If you were to poll the average man on the street and ask them who is foolish, the person who believes in God or the person who does not believe in God, chances are they'll categorize the Christian as foolish - charging them with believing in myths and fairy tales, unenlightened, uneducated.

"But God chose the foolish things of the world to shame the wise; God chose the weak things of the world to shame the strong." 1 Corinthians 1:27

I don't have all the answers. I still struggle through my own personal questions and issues, but the thing I'm reminded of on a regular basis is that the wisdom of God is often contrary to the wisdom of the world. The world says that to be a leader you must exert force and speak with authority; Scripture says that true leaders humble themselves and serve. The world says that you are successful if you are at the top of your field, or if you are in the spotlight; Scripture says that the last will be first and the first will be last. The world says that you should seek to control your future as much as possible; Scripture says do not worry about tomorrow, for tomorrow has enough worries of its own.

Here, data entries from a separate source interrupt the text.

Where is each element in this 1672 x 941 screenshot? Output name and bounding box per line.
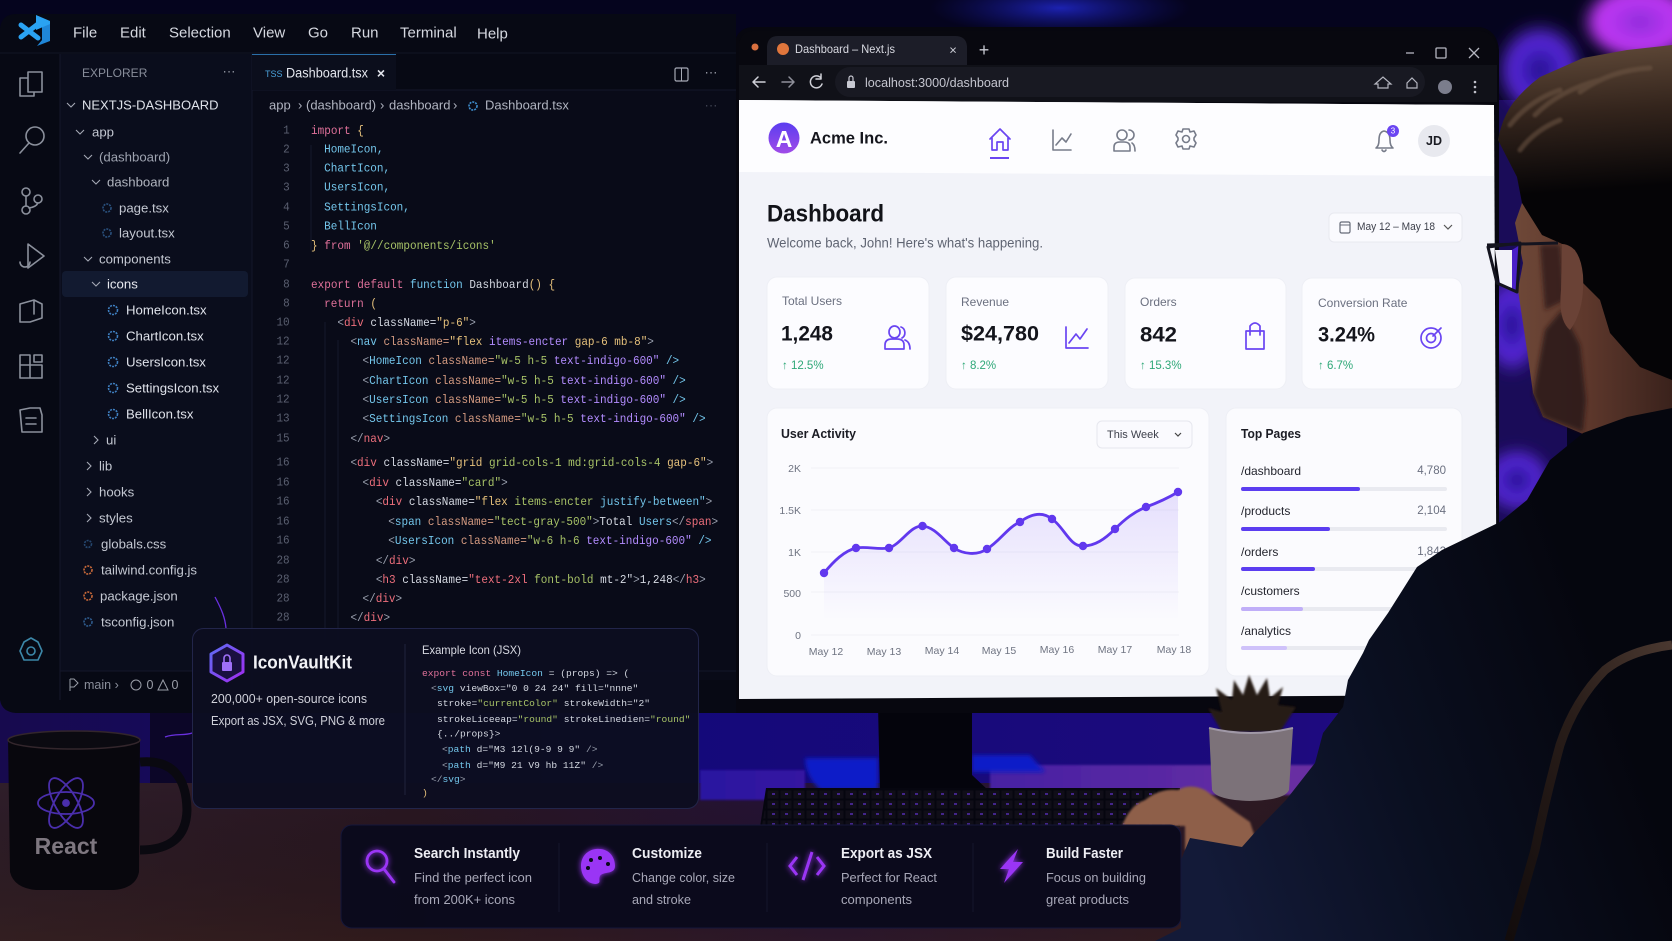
feature: Build Faster: Focus on building (1046, 871, 1146, 885)
lit desk edge (700, 765, 1340, 800)
line numbers: 1 (283, 124, 290, 138)
source lines: <ChartIcon className="w-5 h-5 text-indigo-600" /> (363, 374, 686, 388)
source lines: UsersIcon, (324, 181, 390, 195)
logo: Acme Inc.: Acme Inc. (810, 128, 888, 148)
row: /customers (1241, 584, 1447, 611)
status bar: main › (84, 678, 119, 692)
example code: {../props}> (437, 728, 501, 740)
explorer header: EXPLORER (82, 66, 148, 80)
stat card: Conversion Rate: ↑ 6.7% (1318, 360, 1353, 372)
icon: chart (1066, 327, 1088, 348)
row: /orders: 1,842 (1417, 546, 1446, 558)
hoodie body (1155, 408, 1672, 941)
nav icon: users (1114, 130, 1135, 151)
dropdown: This Week: This Week (1107, 429, 1159, 441)
nav icon: gear (1176, 129, 1196, 149)
feature bar (341, 825, 1181, 928)
menu bar: Go (308, 24, 328, 42)
feature: Customize: Change color, size (632, 871, 735, 885)
line numbers: 12 (276, 374, 290, 388)
coffee mug with React logo: React (35, 833, 98, 859)
file tree: icons (107, 276, 138, 292)
file tree: NEXTJS-DASHBOARD (82, 98, 219, 112)
feature: Search Instantly: Search Instantly (414, 846, 520, 862)
dashboard page background (739, 100, 1497, 699)
date labels: May 17 (1098, 644, 1132, 656)
file tree: components (99, 252, 171, 266)
example code: </svg> (431, 774, 466, 784)
icon: react atom (38, 773, 94, 833)
source lines: <SettingsIcon className="w-5 h-5 text-indigo-600" /> (363, 412, 706, 426)
heading: Dashboard: Welcome back, John! Here's what's happening. (767, 236, 1043, 250)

The world's wisdom and God's wisdom are often in conflict. I love that God has given us the ability to choose - we're not some group of cosmic robots who have to love God because we were programmed to do so. Wisdom calls out, but we get to choose if we want to listen or ignore her voice.

Does not wisdom call out?
    Does not understanding raise her voice?

At the highest point along the way,
    where the paths meet, she takes her stand;

beside the gate leading into the city,
    at the entrance, she cries aloud: 

 “To you, O people, I call out;
    I raise my voice to all mankind.

You who are simple, gain prudence;
    you who are foolish, set your hearts on it.  

Listen, for I have trustworthy things to say;
    I open my lips to speak what is right.  

My mouth speaks what is true,
    for my lips detest wickedness.  

All the words of my mouth are just;
    none of them is crooked or perverse. 
To the discerning all of them are right;
    they are upright to those who have found knowledge.

 Choose my instruction instead of silver,
    knowledge rather than choice gold, for wisdom is more precious than rubies,
    and nothing you desire can compare with her.